A Summons to Memphis is a 1986 novel by Peter Taylor that won the Pulitzer Prize for Fiction in 1987. It is the recollection of Phillip Carver, a middle aged editor from New York City, who is summoned back to Memphis by his two conniving unmarried sisters to help them prevent the marriage of their elderly father to a younger woman.
Plot summary
As the story unfolds, Phillip reflects on the major incidents in the life of his once well-to-do family, which was forced to leave Nashville during the time of the Great Depression after the older Mr. Carver, a distinguished lawyer, lost a great deal of money in failed investments with his then-friend and business associate Lewis Shackleford. Though this happened when the four Carver children were still in their teens, they recall the event as a great betrayal, and the resulting move had a major impact on them and continues to affect their abilities to build stable relationships and function as adults. Their lives were further dominated by their father as he ended romantic relationships for his children if he disapproved of them for any reason.
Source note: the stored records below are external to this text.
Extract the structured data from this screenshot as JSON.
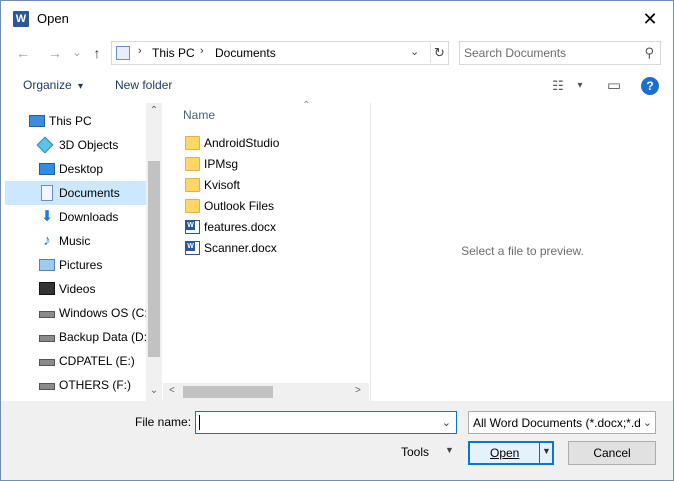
{
  "window": {
    "title": "Open",
    "app_icon_letter": "W",
    "close_glyph": "✕"
  },
  "nav": {
    "back_glyph": "←",
    "forward_glyph": "→",
    "recent_glyph": "⌄",
    "up_glyph": "↑",
    "breadcrumb": [
      "This PC",
      "Documents"
    ],
    "breadcrumb_sep": "›",
    "dropdown_glyph": "⌄",
    "refresh_glyph": "↻",
    "search_placeholder": "Search Documents",
    "search_glyph": "⚲"
  },
  "toolbar": {
    "organize_label": "Organize",
    "organize_arrow": "▾",
    "new_folder_label": "New folder",
    "view_glyph": "☷",
    "view_arrow": "▾",
    "pane_glyph": "▭",
    "help_glyph": "?"
  },
  "tree": {
    "items": [
      {
        "label": "This PC",
        "icon": "pc-icon",
        "selected": false
      },
      {
        "label": "3D Objects",
        "icon": "3d-objects-icon",
        "selected": false
      },
      {
        "label": "Desktop",
        "icon": "desktop-icon",
        "selected": false
      },
      {
        "label": "Documents",
        "icon": "documents-icon",
        "selected": true
      },
      {
        "label": "Downloads",
        "icon": "downloads-icon",
        "selected": false
      },
      {
        "label": "Music",
        "icon": "music-icon",
        "selected": false
      },
      {
        "label": "Pictures",
        "icon": "pictures-icon",
        "selected": false
      },
      {
        "label": "Videos",
        "icon": "videos-icon",
        "selected": false
      },
      {
        "label": "Windows OS (C:)",
        "icon": "drive-icon",
        "selected": false
      },
      {
        "label": "Backup Data (D:)",
        "icon": "drive-icon",
        "selected": false
      },
      {
        "label": "CDPATEL (E:)",
        "icon": "drive-icon",
        "selected": false
      },
      {
        "label": "OTHERS (F:)",
        "icon": "drive-icon",
        "selected": false
      }
    ],
    "scroll_up": "⌃",
    "scroll_down": "⌄"
  },
  "files": {
    "column_name": "Name",
    "sort_glyph": "⌃",
    "items": [
      {
        "name": "AndroidStudio",
        "type": "folder"
      },
      {
        "name": "IPMsg",
        "type": "folder"
      },
      {
        "name": "Kvisoft",
        "type": "folder"
      },
      {
        "name": "Outlook Files",
        "type": "folder"
      },
      {
        "name": "features.docx",
        "type": "docx"
      },
      {
        "name": "Scanner.docx",
        "type": "docx"
      }
    ],
    "hscroll_left": "<",
    "hscroll_right": ">"
  },
  "preview": {
    "text": "Select a file to preview."
  },
  "bottom": {
    "file_name_label": "File name:",
    "file_name_value": "",
    "file_name_dd": "⌄",
    "filter_label": "All Word Documents (*.docx;*.d",
    "filter_dd": "⌄",
    "tools_label": "Tools",
    "tools_dd": "▼",
    "open_label": "Open",
    "open_dd": "▼",
    "cancel_label": "Cancel"
  },
  "colors": {
    "accent": "#0078d7",
    "selection": "#cce8ff",
    "folder": "#ffd767",
    "word": "#2b579a"
  }
}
Ultimately, the oldest Carver son joined the army and died in World War II. Neither Phillip nor his sisters ever married. His sisters maintain an odd continued adolescence well into their fifties, dressing as though they were still attractive teenagers. Phillip moves to New York and lives with a younger woman whom he will never marry. The "summons" to Memphis in the book's title refers to several events, but chiefly a call by Phillip's sisters to return and help them block their then-octogenarian father from remarrying after the death of their mother.
The book is a rumination on the responsibilities of parents, friendships between men, the relationship between the "old" and "new" south, the nature of revenge and the possibility of forgiveness.